La Commission européenne a adopté la décision officielle validant le privacy shield UE-USA
Publié le 19/07/2016 par Etienne Wery
Cela faisait des mois que les entreprises attendaient ce moment : la Commission a officiellement adopté une décision par laquelle elle reconnaît que le système connu sous le nom de « privacy shield », contient suffisamment de garanties offertes par les États-Unis, et qu’en conséquence ce nouveau système présente un niveau de protection adéquat. Les transferts de données personnelles vers les USA vont donc pouvoir se poursuivre avec plus de sécurité.
Background
Selon la directive applicable, il est interdit de transférer des données à caractère personnel de l’Union européenne vers des pays tiers si le pays de destination n’assure pas un niveau de protection adéquat à ces données. Les pays qui bénéficient de ce label se comptent sur les doigts des deux mains.
Pour lever cette interdiction, deux systèmes sont prévus : les BCR (binding corporate rules – sorte de code de bonne conduite interne à une entreprise ou un groupe d’entreprises) et les clauses types (engagement contractuel entre celui qui envoie des données et celui qui les reçoit).
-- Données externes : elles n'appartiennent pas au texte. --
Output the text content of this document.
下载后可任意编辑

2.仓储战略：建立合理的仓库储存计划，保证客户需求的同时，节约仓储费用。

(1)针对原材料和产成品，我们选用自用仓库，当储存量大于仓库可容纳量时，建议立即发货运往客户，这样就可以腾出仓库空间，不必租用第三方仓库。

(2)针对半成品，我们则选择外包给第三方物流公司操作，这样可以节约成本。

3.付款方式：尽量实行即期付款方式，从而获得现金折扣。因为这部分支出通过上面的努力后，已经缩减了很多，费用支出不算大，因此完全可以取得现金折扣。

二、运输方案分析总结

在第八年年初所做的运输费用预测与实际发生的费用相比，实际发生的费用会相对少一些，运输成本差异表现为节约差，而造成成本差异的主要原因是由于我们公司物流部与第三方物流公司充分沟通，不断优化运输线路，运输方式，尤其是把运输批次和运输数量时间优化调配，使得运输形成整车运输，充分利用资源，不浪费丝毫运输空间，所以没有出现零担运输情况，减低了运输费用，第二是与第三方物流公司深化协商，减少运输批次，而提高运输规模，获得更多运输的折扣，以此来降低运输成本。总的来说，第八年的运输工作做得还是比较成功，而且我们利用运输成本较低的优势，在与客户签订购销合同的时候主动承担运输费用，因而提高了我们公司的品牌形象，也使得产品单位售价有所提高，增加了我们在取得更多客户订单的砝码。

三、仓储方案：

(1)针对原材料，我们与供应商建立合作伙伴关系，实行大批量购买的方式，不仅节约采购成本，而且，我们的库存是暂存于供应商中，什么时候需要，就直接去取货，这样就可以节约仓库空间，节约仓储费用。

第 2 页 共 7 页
Un troisième système a été prévu pour lever cette interdiction, spécifiquement en ce qui concerne les flux transatlantiques entre l’Union européenne et les USA : les safe harbor.
La justice européenne a invalidé les safe harbor.
En raison de l’importance des flux transatlantiques, la commission européenne et le gouvernement américain ont négocié très activement le remplacement du système annulé par un nouveau cadre juridique (le privacy shield).
La décision de la Commission européenne validant les privacy shield prend le relais du défunt safe harbor.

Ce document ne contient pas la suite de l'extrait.